In basso, ferma alla rispettosa distanza di venti metri, c’era la banda di guerra del Cinghiale al completo, composta da settanta uomini. Burcan in persona, un uomo sul finire della trentina, con i capelli e i baffi neri abbondantemente striati di bianco, si staccò dal resto dei guerrieri e venne insolentemente avanti fino alle porte. Nel protendersi dai bastioni, Gweniver sentì di odiare quell’uomo, che aveva sterminato il suo clan.

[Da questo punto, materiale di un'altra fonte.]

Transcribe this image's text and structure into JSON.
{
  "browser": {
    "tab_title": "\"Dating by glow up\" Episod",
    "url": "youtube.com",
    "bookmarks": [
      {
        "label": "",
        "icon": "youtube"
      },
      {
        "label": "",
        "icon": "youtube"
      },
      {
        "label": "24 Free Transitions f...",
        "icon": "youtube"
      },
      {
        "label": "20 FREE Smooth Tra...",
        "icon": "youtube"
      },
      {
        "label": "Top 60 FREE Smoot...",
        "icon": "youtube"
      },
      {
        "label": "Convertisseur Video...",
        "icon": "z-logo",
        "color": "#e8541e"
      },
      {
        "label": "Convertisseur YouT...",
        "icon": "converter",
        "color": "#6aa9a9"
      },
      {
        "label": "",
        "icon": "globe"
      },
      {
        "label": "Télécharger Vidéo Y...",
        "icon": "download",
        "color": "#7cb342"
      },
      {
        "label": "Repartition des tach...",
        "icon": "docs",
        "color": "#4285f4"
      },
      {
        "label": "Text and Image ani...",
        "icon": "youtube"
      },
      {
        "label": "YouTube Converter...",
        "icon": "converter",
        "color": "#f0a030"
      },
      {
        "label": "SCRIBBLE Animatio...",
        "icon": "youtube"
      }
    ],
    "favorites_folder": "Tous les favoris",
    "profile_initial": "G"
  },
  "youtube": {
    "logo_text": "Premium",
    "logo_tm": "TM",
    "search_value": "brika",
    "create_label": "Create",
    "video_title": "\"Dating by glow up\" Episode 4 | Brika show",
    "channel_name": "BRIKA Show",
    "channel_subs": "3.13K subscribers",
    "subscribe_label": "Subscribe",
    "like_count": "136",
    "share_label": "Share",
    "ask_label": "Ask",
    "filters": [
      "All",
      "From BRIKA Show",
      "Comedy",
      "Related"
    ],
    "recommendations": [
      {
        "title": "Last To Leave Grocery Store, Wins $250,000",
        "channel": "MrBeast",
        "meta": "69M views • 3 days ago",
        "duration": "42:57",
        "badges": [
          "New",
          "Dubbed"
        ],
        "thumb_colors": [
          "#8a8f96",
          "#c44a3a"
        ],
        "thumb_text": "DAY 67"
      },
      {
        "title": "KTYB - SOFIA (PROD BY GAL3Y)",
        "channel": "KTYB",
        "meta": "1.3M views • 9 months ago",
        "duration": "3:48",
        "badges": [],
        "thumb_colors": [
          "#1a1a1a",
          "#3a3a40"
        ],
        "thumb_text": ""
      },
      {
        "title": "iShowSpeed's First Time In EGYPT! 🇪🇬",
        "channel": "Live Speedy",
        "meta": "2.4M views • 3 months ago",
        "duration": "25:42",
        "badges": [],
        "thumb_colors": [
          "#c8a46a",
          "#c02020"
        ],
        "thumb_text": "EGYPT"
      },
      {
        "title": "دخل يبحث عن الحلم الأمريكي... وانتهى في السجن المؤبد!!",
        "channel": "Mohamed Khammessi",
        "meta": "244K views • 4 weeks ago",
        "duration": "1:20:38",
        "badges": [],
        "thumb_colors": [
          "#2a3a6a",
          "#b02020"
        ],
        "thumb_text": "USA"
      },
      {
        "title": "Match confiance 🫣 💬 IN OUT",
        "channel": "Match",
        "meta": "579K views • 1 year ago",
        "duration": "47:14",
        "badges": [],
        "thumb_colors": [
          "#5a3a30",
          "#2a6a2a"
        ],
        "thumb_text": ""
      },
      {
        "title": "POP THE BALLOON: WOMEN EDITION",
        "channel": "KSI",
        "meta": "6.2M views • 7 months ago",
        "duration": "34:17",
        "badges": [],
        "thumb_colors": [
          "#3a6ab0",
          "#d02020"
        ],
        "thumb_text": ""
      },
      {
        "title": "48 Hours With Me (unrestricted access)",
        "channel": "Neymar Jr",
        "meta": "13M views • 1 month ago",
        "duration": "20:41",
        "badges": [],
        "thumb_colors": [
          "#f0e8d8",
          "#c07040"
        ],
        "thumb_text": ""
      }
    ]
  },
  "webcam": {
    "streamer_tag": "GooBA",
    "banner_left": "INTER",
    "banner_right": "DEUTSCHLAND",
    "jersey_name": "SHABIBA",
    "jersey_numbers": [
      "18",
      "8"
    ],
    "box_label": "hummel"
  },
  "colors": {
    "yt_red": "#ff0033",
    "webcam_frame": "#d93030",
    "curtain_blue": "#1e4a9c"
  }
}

— Che cosa volete? — gridò Ardda. — Avvicinarsi alla Santa Luna in equipaggiamento di guerra è un insulto alla Dea.
— Non intendiamo nessun insulto, Vostra Santità — gridò di rimando Burcan, con la sua voce cupa e sepolcrale. — Il nostro equipaggiamento è dovuto soltanto al fatto che siamo venuti qui in tutta fretta. Vedo che Lady Gweniver è al sicuro presso di voi.
— E al sicuro rimarrà, a meno che tu non voglia che la maledizione della Dea renda sterili le vostre terre.
— Credi che io sia uomo da violare un sacro santuario? Sono venuto qui per offrire a Lady Gweniver una proposta di pace. — Burcan si girò sulla sella e guardò verso Gweniver. — Più di una faida sanguinosa si è conclusa con un matrimonio, mia signora. Prendi come marito il mio secondo figlio e governa le terre del Lupo in nome dei Cinghiale.
— Non permetterei mai ad un tuo figlio di posare un solo sporco dito su di me, bastardo! — urlò Gweniver, con quanto fiato aveva. — E poi, cosa ti aspetti che faccia, che segua quel falso re che tu servi?